Abu Dhabi sovereign investor Mubadala Investment Company plans to significantly expand its presence in Asia, aiming to lift the region’s share of its portfolio to nearly 25% over the next decade as part of a broader diversification drive.
Speaking at Abu Dhabi Finance Week, Mohamed Albadr, Mubadala’s Head of Asia, pointed to a “paradigm shift” across the region, largely fuelled by digitalisation. Asia currently represents about 13% of Mubadala’s $330 billion in assets under management, but Albadr said the goal is to double that exposure over the next five to ten years.
North America still makes up the largest portion of Mubadala’s portfolio at around 40%, but increasing Asian investments from roughly $43 billion could see the total approach $86 billion within a decade.
Albadr said the expansion would follow a multi-pronged strategy, spanning private equity, infrastructure and real estate, as well as investments through its endowment-style platform, the Abu Dhabi Investment Council.
Private equity has been a key engine of growth, with deployment concentrated on large-scale transactions, particularly in late-stage and buyout deals.

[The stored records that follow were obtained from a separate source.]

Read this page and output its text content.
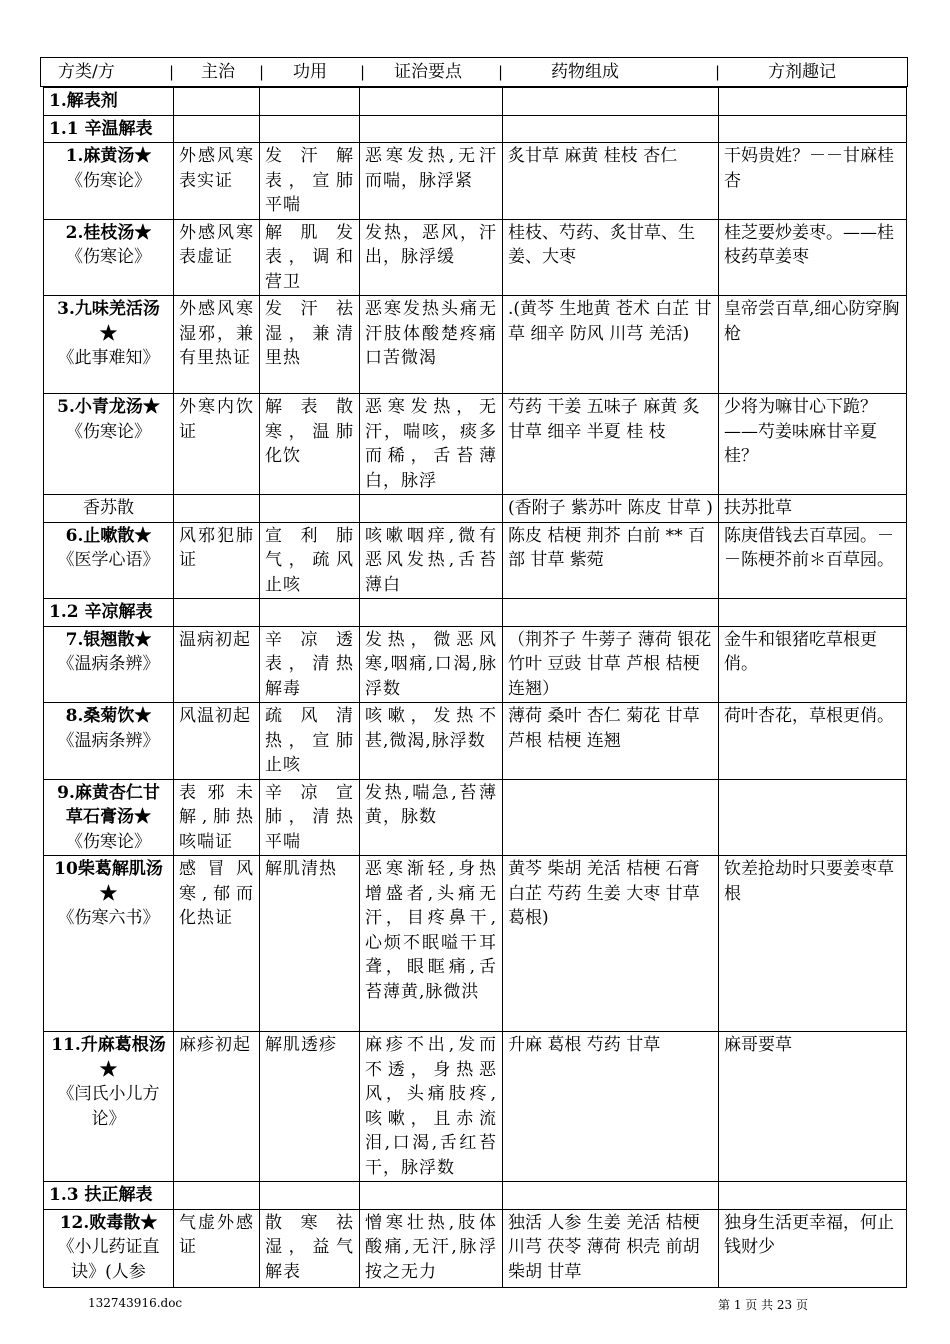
方类/方	| 主治 | 功用 | 证治要点 |	药物组成	|	方剂趣记
1.解表剂					
1.1 辛温解表					

1.麻黄汤★
《伤寒论》	外感风寒表实证	发汗解表，宣肺平喘	恶寒发热,无汗而喘，脉浮紧	炙甘草 麻黄 桂枝 杏仁	干妈贵姓？－－甘麻桂杏

2.桂枝汤★
《伤寒论》	外感风寒表虚证	解肌发表，调和营卫	发热，恶风，汗出，脉浮缓	桂枝、芍药、炙甘草、生姜、大枣	桂芝要炒姜枣。——桂枝药草姜枣

3.九味羌活汤★
《此事难知》	外感风寒湿邪，兼有里热证	发汗祛湿，兼清里热	恶寒发热头痛无汗肢体酸楚疼痛口苦微渴	.(黄芩 生地黄 苍术 白芷 甘草 细辛 防风 川芎 羌活)	皇帝尝百草,细心防穿胸枪

5.小青龙汤★
《伤寒论》	外寒内饮证	解表散寒，温肺化饮	恶寒发热，无汗，喘咳，痰多而稀，舌苔薄白，脉浮	芍药 干姜 五味子 麻黄 炙甘草 细辛 半夏 桂 枝	少将为嘛甘心下跪？——芍姜味麻甘辛夏桂？

香苏散				(香附子 紫苏叶 陈皮 甘草 )	扶苏批草

6.止嗽散★
《医学心语》	风邪犯肺证	宣利肺气，疏风止咳	咳嗽咽痒,微有恶风发热,舌苔薄白	陈皮 桔梗 荆芥 白前 ** 百部 甘草 紫菀	陈庚借钱去百草园。－－陈梗芥前＊百草园。
1.2 辛凉解表					

7.银翘散★
《温病条辨》	温病初起	辛凉透表，清热解毒	发热，微恶风寒,咽痛,口渴,脉浮数	（荆芥子 牛蒡子 薄荷 银花 竹叶 豆豉 甘草 芦根 桔梗 连翘）	金牛和银猪吃草根更俏。

8.桑菊饮★
《温病条辨》	风温初起	疏风清热，宣肺止咳	咳嗽，发热不甚,微渴,脉浮数	薄荷 桑叶 杏仁 菊花 甘草 芦根 桔梗 连翘	荷叶杏花，草根更俏。

9.麻黄杏仁甘草石膏汤★
《伤寒论》	表邪未解,肺热咳喘证	辛凉宣肺，清热平喘	发热,喘急,苔薄黄，脉数		

10柴葛解肌汤★
《伤寒六书》	感冒风寒,郁而化热证	解肌清热	恶寒渐轻,身热增盛者,头痛无汗，目疼鼻干,心烦不眠嗌干耳聋，眼眶痛,舌苔薄黄,脉微洪	黄芩 柴胡 羌活 桔梗 石膏 白芷 芍药 生姜 大枣 甘草 葛根)	钦差抢劫时只要姜枣草根

11.升麻葛根汤★
《闫氏小儿方论》	麻疹初起	解肌透疹	麻疹不出,发而不透，身热恶风，头痛肢疼,咳嗽，且赤流泪,口渴,舌红苔干，脉浮数	升麻 葛根 芍药 甘草	麻哥要草
1.3 扶正解表					

12.败毒散★
《小儿药证直诀》(人参	气虚外感证	散寒祛湿，益气解表	憎寒壮热,肢体酸痛,无汗,脉浮按之无力	独活 人参 生姜 羌活 桔梗 川芎 茯苓 薄荷 枳壳 前胡 柴胡 甘草	独身生活更幸福，何止钱财少
132743916.doc	第 1 页 共 23 页
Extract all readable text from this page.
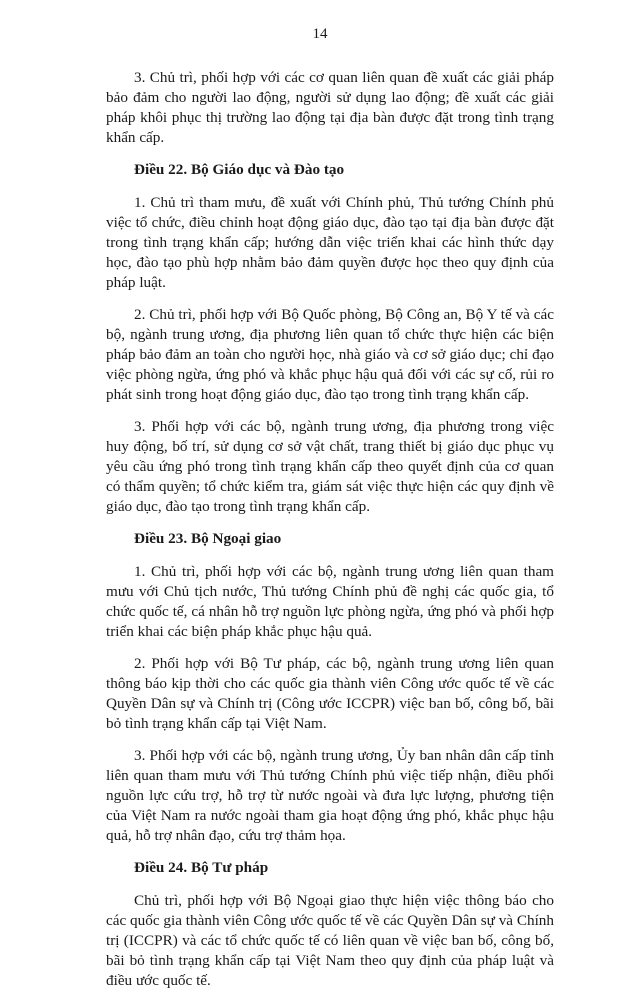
14

3. Chủ trì, phối hợp với các cơ quan liên quan đề xuất các giải pháp bảo đảm cho người lao động, người sử dụng lao động; đề xuất các giải pháp khôi phục thị trường lao động tại địa bàn được đặt trong tình trạng khẩn cấp.

Điều 22. Bộ Giáo dục và Đào tạo

1. Chủ trì tham mưu, đề xuất với Chính phủ, Thủ tướng Chính phủ việc tổ chức, điều chỉnh hoạt động giáo dục, đào tạo tại địa bàn được đặt trong tình trạng khẩn cấp; hướng dẫn việc triển khai các hình thức dạy học, đào tạo phù hợp nhằm bảo đảm quyền được học theo quy định của pháp luật.

2. Chủ trì, phối hợp với Bộ Quốc phòng, Bộ Công an, Bộ Y tế và các bộ, ngành trung ương, địa phương liên quan tổ chức thực hiện các biện pháp bảo đảm an toàn cho người học, nhà giáo và cơ sở giáo dục; chỉ đạo việc phòng ngừa, ứng phó và khắc phục hậu quả đối với các sự cố, rủi ro phát sinh trong hoạt động giáo dục, đào tạo trong tình trạng khẩn cấp.

3. Phối hợp với các bộ, ngành trung ương, địa phương trong việc huy động, bố trí, sử dụng cơ sở vật chất, trang thiết bị giáo dục phục vụ yêu cầu ứng phó trong tình trạng khẩn cấp theo quyết định của cơ quan có thẩm quyền; tổ chức kiểm tra, giám sát việc thực hiện các quy định về giáo dục, đào tạo trong tình trạng khẩn cấp.

Điều 23. Bộ Ngoại giao

1. Chủ trì, phối hợp với các bộ, ngành trung ương liên quan tham mưu với Chủ tịch nước, Thủ tướng Chính phủ đề nghị các quốc gia, tổ chức quốc tế, cá nhân hỗ trợ nguồn lực phòng ngừa, ứng phó và phối hợp triển khai các biện pháp khắc phục hậu quả.

2. Phối hợp với Bộ Tư pháp, các bộ, ngành trung ương liên quan thông báo kịp thời cho các quốc gia thành viên Công ước quốc tế về các Quyền Dân sự và Chính trị (Công ước ICCPR) việc ban bố, công bố, bãi bỏ tình trạng khẩn cấp tại Việt Nam.

3. Phối hợp với các bộ, ngành trung ương, Ủy ban nhân dân cấp tỉnh liên quan tham mưu với Thủ tướng Chính phủ việc tiếp nhận, điều phối nguồn lực cứu trợ, hỗ trợ từ nước ngoài và đưa lực lượng, phương tiện của Việt Nam ra nước ngoài tham gia hoạt động ứng phó, khắc phục hậu quả, hỗ trợ nhân đạo, cứu trợ thảm họa.

Điều 24. Bộ Tư pháp

Chủ trì, phối hợp với Bộ Ngoại giao thực hiện việc thông báo cho các quốc gia thành viên Công ước quốc tế về các Quyền Dân sự và Chính trị (ICCPR) và các tổ chức quốc tế có liên quan về việc ban bố, công bố, bãi bỏ tình trạng khẩn cấp tại Việt Nam theo quy định của pháp luật và điều ước quốc tế.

Mubadala’s main Asian focus markets include China, Japan, South Korea and India, which Albadr described as offering a well-developed private equity ecosystem with multiple exit routes through strategic sales or capital markets.
“China is the centrepiece of our Asia portfolio,” he said, noting that Mubadala has an office in Beijing with 35 staff, alongside a joint-venture office in Hong Kong, reflecting confidence in the market’s ongoing structural reforms.
Recent China investments include Mubadala’s role in a consortium that acquired majority control of Dalian Wanda’s shopping mall unit for $8.3 billion in 2024. In the same year, it also partnered with CBC Group to take full ownership of the carved-out mature China business of UCB Pharma.